La intensa mirada de Pablo, empapado en sudor y por encima de los cristales de sus gafas –como con ello intentando ver más claramente lo que se le antojaba como un nuevo espejismo-, ante las colas y más colas de enfermos que se extendían bajo la sombra de algún árbol cercano al que nos servía de improvisada y fantásticamente aireada consulta.
Y, por supuesto, sin olvidar –no nos lo perdonaríamos jamás- los ácidos, sabios y demoledores comentarios de nuestro Dartañán particular. Mi gran confidente el “esquirol”. Enrique. El puñetero, jodido, feliz e hipercurrante curilla (así de bien lo definió alguien que yo me sé) que nos ha servido de guía, cerebro, apoyo y muchas otras cosas más, en nuestra aventura sub-sahariana.
(…)
Todos para uno y uno para todos
Todos sabemos que en esta era de hedonismo público y miedo privado, hay gente -“uno ve todo lo que quiere ver de cuanto puede ver”- a la que le interesan más las meras cifras, los fríos números, las prisas, el dichoso teléfono móvil y las cuentas de resultados que degustar tranquilamente bajo la sombra de un baobab, el elixir de la fruta maldita.
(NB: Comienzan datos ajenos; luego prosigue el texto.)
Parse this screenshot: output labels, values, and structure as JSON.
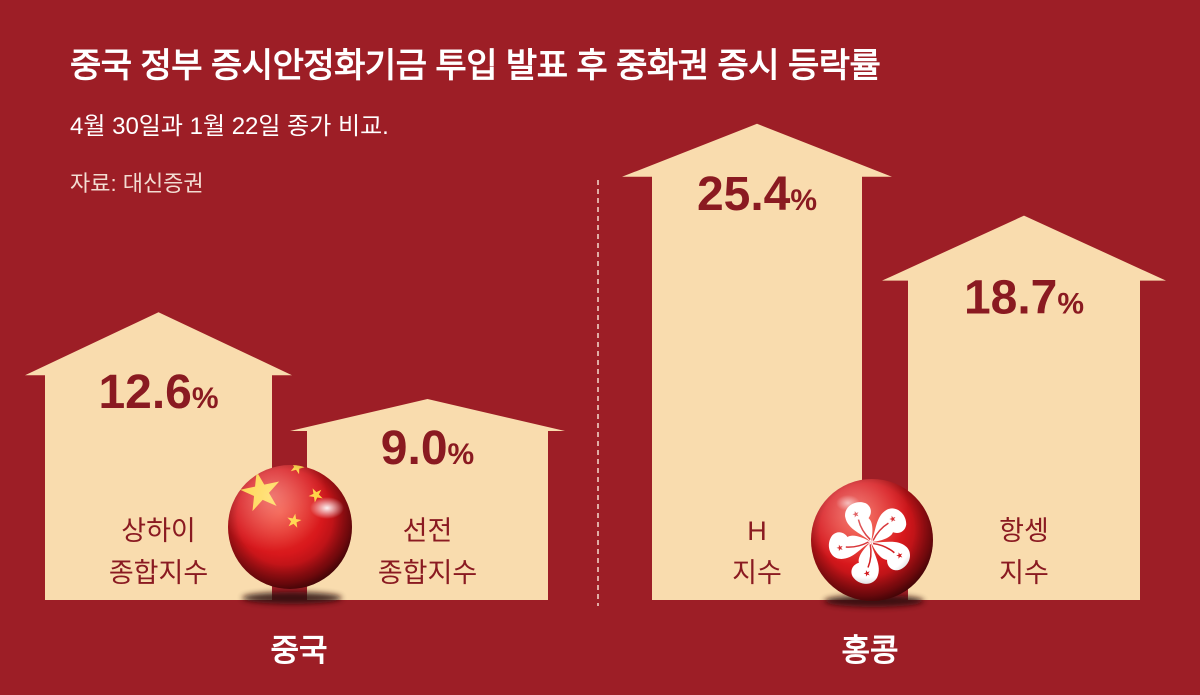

Pero cuando se trata de personas –incluso, y sobre todo, de las más anónimas- el agua que mana de la fuente prohibida –algunos sabéis a qué me refiero- se vuelve más y más espesa, casi como la sangre esparcida por el suelo tras aquel fatídico accidente que se convirtió en el principio de mí -nuestra- pequeña nueva historia. Pues hay veces en las que es más interesante vivir por un instante el recuerdo de un sueño, que la aburrida e insípida desidia de alguna que otra aparente realidad. Porque no siempre la distancia más corta entre dos puntos – y por supuesto nunca la más interesante- es la línea recta. En los meandros de nuestra atormentada existencia es en donde radica la esencia del más interesante y simple de los todos.
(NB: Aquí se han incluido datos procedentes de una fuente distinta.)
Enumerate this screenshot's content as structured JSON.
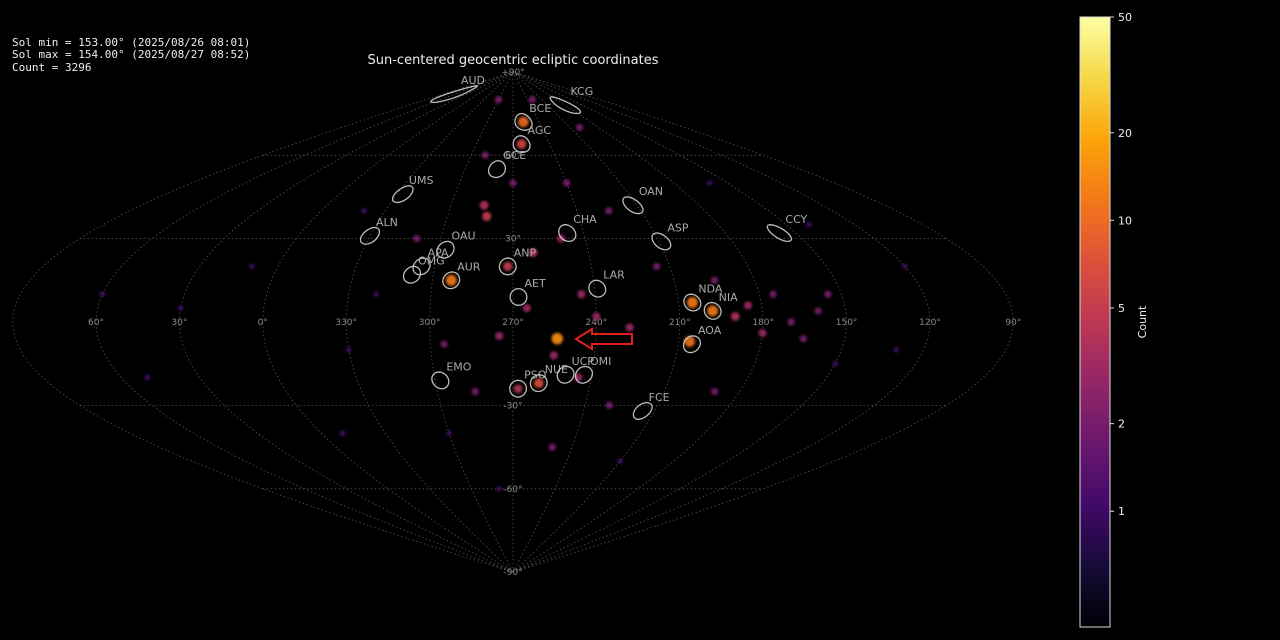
{
  "info_lines": [
    "Sol min = 153.00° (2025/08/26 08:01)",
    "Sol max = 154.00° (2025/08/27 08:52)",
    "Count = 3296"
  ],
  "chart_data": {
    "type": "scatter",
    "title": "Sun-centered geocentric ecliptic coordinates",
    "projection": "sinusoidal",
    "center_lon": 270,
    "grid": true,
    "colormap": "inferno",
    "color_scale": "log",
    "clim": [
      0.4,
      50
    ],
    "colorbar_label": "Count",
    "colorbar_ticks": [
      1,
      2,
      5,
      10,
      20,
      50
    ],
    "xticks": [
      {
        "value": 60,
        "label": "60°"
      },
      {
        "value": 30,
        "label": "30°"
      },
      {
        "value": 0,
        "label": "0°"
      },
      {
        "value": 330,
        "label": "330°"
      },
      {
        "value": 300,
        "label": "300°"
      },
      {
        "value": 270,
        "label": "270°"
      },
      {
        "value": 240,
        "label": "240°"
      },
      {
        "value": 210,
        "label": "210°"
      },
      {
        "value": 180,
        "label": "180°"
      },
      {
        "value": 150,
        "label": "150°"
      },
      {
        "value": 120,
        "label": "120°"
      },
      {
        "value": 90,
        "label": "90°"
      }
    ],
    "yticks": [
      {
        "value": 90,
        "label": "+90°"
      },
      {
        "value": 60,
        "label": "60°"
      },
      {
        "value": 30,
        "label": "30°"
      },
      {
        "value": -30,
        "label": "-30°"
      },
      {
        "value": -60,
        "label": "-60°"
      },
      {
        "value": -90,
        "label": "-90°"
      }
    ],
    "x": [
      254,
      258,
      263,
      282,
      284,
      293,
      205,
      198,
      206,
      260,
      268,
      272,
      262,
      250,
      245,
      240,
      228,
      190,
      185,
      180,
      175,
      170,
      165,
      160,
      155,
      195,
      215,
      225,
      240,
      270,
      290,
      310,
      320,
      330,
      300,
      280,
      250,
      230,
      210,
      190,
      150,
      130,
      120,
      140,
      160,
      200,
      230,
      300,
      340,
      10,
      30,
      50,
      350,
      60,
      275,
      265,
      255,
      245,
      285,
      295
    ],
    "y": [
      -6,
      72,
      64,
      38,
      42,
      15,
      7,
      4,
      -7,
      -22,
      -24,
      20,
      25,
      30,
      10,
      2,
      -2,
      2,
      6,
      -4,
      10,
      0,
      -6,
      4,
      10,
      15,
      20,
      40,
      50,
      50,
      60,
      30,
      10,
      -10,
      -40,
      -60,
      -45,
      -30,
      -50,
      -25,
      -15,
      -10,
      20,
      35,
      50,
      70,
      80,
      80,
      40,
      20,
      5,
      -20,
      -40,
      10,
      -5,
      5,
      -12,
      -20,
      -25,
      -8
    ],
    "values": [
      15,
      10,
      6,
      5,
      4,
      12,
      12,
      12,
      11,
      7,
      4,
      5,
      4,
      3,
      3,
      3,
      3,
      4,
      3,
      3,
      2,
      2,
      2,
      2,
      2,
      2,
      2,
      2,
      2,
      2,
      2,
      2,
      1,
      1,
      1,
      1,
      2,
      2,
      1,
      2,
      1,
      1,
      1,
      1,
      1,
      2,
      2,
      2,
      1,
      1,
      1,
      1,
      1,
      1,
      3,
      3,
      3,
      3,
      2,
      2
    ],
    "annotations": [
      {
        "text": "AUD",
        "x": 60,
        "y": 82
      },
      {
        "text": "KCG",
        "x": 181,
        "y": 78
      },
      {
        "text": "BCE",
        "x": 258,
        "y": 72
      },
      {
        "text": "AGC",
        "x": 263,
        "y": 64
      },
      {
        "text": "GCE",
        "x": 280,
        "y": 55
      },
      {
        "text": "UMS",
        "x": 327,
        "y": 46
      },
      {
        "text": "OAN",
        "x": 212,
        "y": 42
      },
      {
        "text": "CHA",
        "x": 247,
        "y": 32
      },
      {
        "text": "CCY",
        "x": 157,
        "y": 32
      },
      {
        "text": "ALN",
        "x": 330,
        "y": 31
      },
      {
        "text": "ASP",
        "x": 209,
        "y": 29
      },
      {
        "text": "OAU",
        "x": 297,
        "y": 26
      },
      {
        "text": "APA",
        "x": 305,
        "y": 20
      },
      {
        "text": "OMG",
        "x": 308,
        "y": 17
      },
      {
        "text": "AUR",
        "x": 293,
        "y": 15
      },
      {
        "text": "ANP",
        "x": 272,
        "y": 20
      },
      {
        "text": "LAR",
        "x": 239,
        "y": 12
      },
      {
        "text": "AET",
        "x": 268,
        "y": 9
      },
      {
        "text": "NDA",
        "x": 205,
        "y": 7
      },
      {
        "text": "NIA",
        "x": 198,
        "y": 4
      },
      {
        "text": "AOA",
        "x": 205,
        "y": -8
      },
      {
        "text": "EMO",
        "x": 298,
        "y": -21
      },
      {
        "text": "PSO",
        "x": 268,
        "y": -24
      },
      {
        "text": "NUE",
        "x": 260,
        "y": -22
      },
      {
        "text": "UCP",
        "x": 250,
        "y": -19
      },
      {
        "text": "OMI",
        "x": 243,
        "y": -19
      },
      {
        "text": "FCE",
        "x": 215,
        "y": -32
      }
    ]
  }
}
Además, sólo sé que de mayor quiero formar parte del equipo B.
“Todos para uno y uno para todos”.
Siempre he querido saber hacer el mejor regalo del mundo… pero es complicado cuando los engranajes de la gran rueda nos succionan. Hay más ciegos de los que parece. Ciegos de cuerpo y alma. Porque no es menos ciego el que más ve, sino el que menos imagina.